You are setting the wrong configuration parameter for what you are trying to do. You want mapred.tasktracker.map.tasks.maximum
instead. What you are setting is the number of map tasks for a job... which in most cases you should never modify. Hadoop will set mapred.map.tasks
to the number of blocks by default, so just leave it alone.
Add this to mapred-site.xml
:
<property>
<name>mapred.tasktracker.map.tasks.maximum</name>
<value>24</value>
</property>
After changing this, you need to restart your tasktrackers.
To verify you made the change, take a look at the JobTracker web interface. You should see something near the top that tells you how many map slots you have open. See that it is 96, not 16.
The way the resource allocation works is your MapReduce cluster has a number of map slots and reduce slots. A job will consume map slots when the job runs. If the job has more map tasks than map slots (pretty typical), then your map tasks will be queued up behind the first running map tasks and run later.

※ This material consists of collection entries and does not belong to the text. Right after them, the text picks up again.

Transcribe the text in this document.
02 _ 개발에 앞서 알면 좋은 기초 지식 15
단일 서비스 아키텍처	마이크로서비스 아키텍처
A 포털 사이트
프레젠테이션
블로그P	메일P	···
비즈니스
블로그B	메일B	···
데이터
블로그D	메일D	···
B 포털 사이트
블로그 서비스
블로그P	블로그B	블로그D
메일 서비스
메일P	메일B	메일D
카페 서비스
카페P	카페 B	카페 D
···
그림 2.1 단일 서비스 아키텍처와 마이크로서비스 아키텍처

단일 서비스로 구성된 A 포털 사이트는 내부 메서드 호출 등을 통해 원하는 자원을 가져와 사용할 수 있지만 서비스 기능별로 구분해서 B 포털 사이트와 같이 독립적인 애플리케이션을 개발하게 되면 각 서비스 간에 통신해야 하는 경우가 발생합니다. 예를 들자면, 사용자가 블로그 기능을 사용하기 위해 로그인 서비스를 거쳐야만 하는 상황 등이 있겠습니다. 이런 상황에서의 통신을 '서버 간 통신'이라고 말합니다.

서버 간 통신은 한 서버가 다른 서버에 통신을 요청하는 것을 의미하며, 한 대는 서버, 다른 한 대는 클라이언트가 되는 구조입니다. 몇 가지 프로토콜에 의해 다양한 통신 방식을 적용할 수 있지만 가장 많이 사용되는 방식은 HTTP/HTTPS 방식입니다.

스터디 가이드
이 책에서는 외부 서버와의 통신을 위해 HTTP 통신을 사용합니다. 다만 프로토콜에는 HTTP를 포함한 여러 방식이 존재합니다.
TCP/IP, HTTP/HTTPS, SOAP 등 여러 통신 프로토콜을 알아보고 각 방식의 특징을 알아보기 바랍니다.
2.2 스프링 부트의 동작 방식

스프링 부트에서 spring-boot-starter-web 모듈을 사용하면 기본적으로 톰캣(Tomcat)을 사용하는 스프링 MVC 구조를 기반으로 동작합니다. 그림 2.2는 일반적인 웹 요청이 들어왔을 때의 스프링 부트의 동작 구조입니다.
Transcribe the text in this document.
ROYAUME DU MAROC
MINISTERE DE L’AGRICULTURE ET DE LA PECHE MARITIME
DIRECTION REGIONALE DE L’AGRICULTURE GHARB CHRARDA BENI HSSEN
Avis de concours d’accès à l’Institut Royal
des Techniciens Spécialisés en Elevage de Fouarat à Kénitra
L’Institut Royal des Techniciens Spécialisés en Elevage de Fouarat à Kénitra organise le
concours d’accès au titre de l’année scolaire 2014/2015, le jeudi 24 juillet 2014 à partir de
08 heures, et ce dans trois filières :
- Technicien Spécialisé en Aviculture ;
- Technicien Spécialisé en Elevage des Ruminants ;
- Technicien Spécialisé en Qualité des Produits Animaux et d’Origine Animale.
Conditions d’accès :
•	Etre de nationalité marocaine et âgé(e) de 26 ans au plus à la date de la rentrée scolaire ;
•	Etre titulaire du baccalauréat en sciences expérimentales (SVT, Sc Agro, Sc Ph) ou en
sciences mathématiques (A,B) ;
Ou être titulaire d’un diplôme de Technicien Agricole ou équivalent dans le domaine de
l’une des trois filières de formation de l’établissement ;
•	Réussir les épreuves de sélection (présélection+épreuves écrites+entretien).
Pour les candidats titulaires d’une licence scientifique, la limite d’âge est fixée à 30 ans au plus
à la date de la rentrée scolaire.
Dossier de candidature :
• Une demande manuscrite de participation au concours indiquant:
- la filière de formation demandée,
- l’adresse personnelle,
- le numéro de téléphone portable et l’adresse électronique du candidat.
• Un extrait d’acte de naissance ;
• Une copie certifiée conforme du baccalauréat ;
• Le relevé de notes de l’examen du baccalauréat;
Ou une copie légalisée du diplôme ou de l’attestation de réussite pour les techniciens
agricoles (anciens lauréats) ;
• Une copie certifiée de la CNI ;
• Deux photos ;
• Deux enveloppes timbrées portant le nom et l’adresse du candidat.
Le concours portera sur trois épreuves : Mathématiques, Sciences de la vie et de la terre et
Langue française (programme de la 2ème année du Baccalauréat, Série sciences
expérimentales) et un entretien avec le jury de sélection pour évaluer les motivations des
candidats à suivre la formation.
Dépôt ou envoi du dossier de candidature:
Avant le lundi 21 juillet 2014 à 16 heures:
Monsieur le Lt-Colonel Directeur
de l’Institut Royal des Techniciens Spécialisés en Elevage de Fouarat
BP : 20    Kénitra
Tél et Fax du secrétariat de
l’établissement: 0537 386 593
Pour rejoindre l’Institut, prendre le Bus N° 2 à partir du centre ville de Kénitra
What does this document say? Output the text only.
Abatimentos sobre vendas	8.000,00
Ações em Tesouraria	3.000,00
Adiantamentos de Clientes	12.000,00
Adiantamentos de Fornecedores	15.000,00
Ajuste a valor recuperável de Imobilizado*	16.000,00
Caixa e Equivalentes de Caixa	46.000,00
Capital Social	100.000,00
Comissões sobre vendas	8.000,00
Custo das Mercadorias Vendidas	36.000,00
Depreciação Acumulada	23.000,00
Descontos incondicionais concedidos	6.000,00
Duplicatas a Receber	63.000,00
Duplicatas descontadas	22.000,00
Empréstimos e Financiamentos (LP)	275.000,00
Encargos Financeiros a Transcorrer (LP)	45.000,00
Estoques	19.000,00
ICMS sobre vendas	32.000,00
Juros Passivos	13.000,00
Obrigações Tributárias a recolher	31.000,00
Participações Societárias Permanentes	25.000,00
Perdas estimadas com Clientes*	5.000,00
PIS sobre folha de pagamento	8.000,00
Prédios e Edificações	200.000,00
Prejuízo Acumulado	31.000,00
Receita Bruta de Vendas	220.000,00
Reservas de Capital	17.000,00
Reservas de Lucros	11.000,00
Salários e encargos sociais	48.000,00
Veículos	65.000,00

That's what you are seeing when each node gets 4 tasks each. It'll eventually run through all of them. But, you are right that with 24 cores (that's 2 CPUs hyperthreaded I assume?) and 7 disks that you want more slots. I've heard rule of thumbs of 1 per disk, 1 per core, 1 per core (with hyperthreading), but there is no real science behind it and it is totally workload dependent. If you really want to get the most performance, just try different values. I suggest values between 10 and 24 map slots per node.